Susan Sarandon, Jennifer Lopez i inne gwiazdy światowego formatu spotkały się w Denver, gdzie odbywa się Narodowa Konwencja Demokratów. Chociaż pretekstem był najnowszy film Annette Bening "14 kobiet", opowiadający o kobietach-senatorach, politycznych komentarzy na temat Baracka Obamy też nie zabrakło.

Tony Goldwyn (reżyser m.in seriali "Chirurdzy" i "Prawo i Porządek") i Tim Daly (znany m.in z serialu "Detektyw Monk") bronili Baracka Obamy po ostatnich atakach McCaina, który zarzucał swojemu przeciwnikowi bycie "najwięszym celebrytą świata" (CZYTAJ WIĘCEJ)

- Ten atak i cała sprawa z "gwiazdorstwem" Obamy to jakaś bzdura - ocenił Goldwyn. - Ronald Reagan przed rozpoczęciem kariery politycznej był przecież aktorem, a potem stał się jednym z najpotężniejszych polityków. Pogląd, że bycie "celebrytem" to jakaś klątwa, jest po prostu śmieszny - dodał.
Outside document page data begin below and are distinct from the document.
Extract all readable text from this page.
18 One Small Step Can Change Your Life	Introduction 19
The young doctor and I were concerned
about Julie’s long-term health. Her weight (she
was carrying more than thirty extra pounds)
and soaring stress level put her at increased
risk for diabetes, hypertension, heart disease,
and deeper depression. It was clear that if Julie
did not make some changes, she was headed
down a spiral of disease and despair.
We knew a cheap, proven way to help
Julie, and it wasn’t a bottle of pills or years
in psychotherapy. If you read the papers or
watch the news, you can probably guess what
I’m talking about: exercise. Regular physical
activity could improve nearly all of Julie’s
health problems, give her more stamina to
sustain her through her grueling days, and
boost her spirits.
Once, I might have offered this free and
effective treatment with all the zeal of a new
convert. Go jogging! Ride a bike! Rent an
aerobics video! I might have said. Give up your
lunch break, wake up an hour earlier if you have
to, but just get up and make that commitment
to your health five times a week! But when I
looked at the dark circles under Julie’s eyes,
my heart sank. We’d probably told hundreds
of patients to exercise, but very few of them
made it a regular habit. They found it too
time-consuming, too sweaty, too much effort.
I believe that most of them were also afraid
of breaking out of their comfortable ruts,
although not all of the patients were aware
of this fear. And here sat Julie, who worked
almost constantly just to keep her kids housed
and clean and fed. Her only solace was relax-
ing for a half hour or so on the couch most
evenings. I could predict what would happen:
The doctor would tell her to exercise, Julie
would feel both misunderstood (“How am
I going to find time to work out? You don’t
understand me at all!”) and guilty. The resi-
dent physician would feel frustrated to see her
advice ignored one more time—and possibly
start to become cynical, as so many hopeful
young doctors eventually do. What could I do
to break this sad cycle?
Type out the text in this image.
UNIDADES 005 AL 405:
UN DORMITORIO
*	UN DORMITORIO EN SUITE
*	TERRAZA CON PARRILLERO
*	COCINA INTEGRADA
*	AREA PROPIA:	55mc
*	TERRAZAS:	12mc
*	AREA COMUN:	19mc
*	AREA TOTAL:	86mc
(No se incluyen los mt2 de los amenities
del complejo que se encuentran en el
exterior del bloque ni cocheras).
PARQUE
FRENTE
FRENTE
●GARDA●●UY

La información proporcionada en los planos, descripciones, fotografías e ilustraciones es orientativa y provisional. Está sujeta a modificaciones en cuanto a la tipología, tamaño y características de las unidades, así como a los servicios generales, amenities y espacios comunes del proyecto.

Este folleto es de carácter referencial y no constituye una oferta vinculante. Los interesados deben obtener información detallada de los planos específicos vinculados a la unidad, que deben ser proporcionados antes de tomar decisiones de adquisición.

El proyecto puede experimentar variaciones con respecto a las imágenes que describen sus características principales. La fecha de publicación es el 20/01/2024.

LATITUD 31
Koledze wtórował Tim Daly. - Barack Obama to inspirujący lider i fakt, że jest gwiazdą to nic innego, jak dowód, że ludzie się nim interesują - powiedział.

Natomiast dla aktorki Ellen Burstyn ( "Egzorcysta", "Reqiuem dla snu") nadchodzące wybory będą najważniejszymi w życiu. - Myślę, że bardzo ucierpieliśmy z powodu obecnych rządów, straciliśmy swoją pozycję w świecie - uważa Ellen. Aktorka ma nadzieję, że nowe wybory przyniosą powrót "prawdziwej Ameryki".

Inne gwiazdy też włączają się w kampanię wyborczą swoich faworytów. Niedawno swój głos w debacie oddała Paris Hilton, wcześniej dla Obamy śpiewała też aktorka Scarlett Johansson.

J.Lo - charytatywnie

W Denver pojawiła się także aktorka Jennifer Lopez. Ona z kolei przyjechała z okazji wystąpienia Marian Edelman, przewodniczącej organizacji charytatywnej "Children's Defense Fund". Ubrana w czerwoną sukienkę z wełny, Lopez podziękowała Marian za inspirację, jakiej jej dostarcza.

- Mam nadzieję, ze będziemy mogli teraz zrobić więcej dla tych w potrzebie i zmienić ich los - powiedziała aktorka.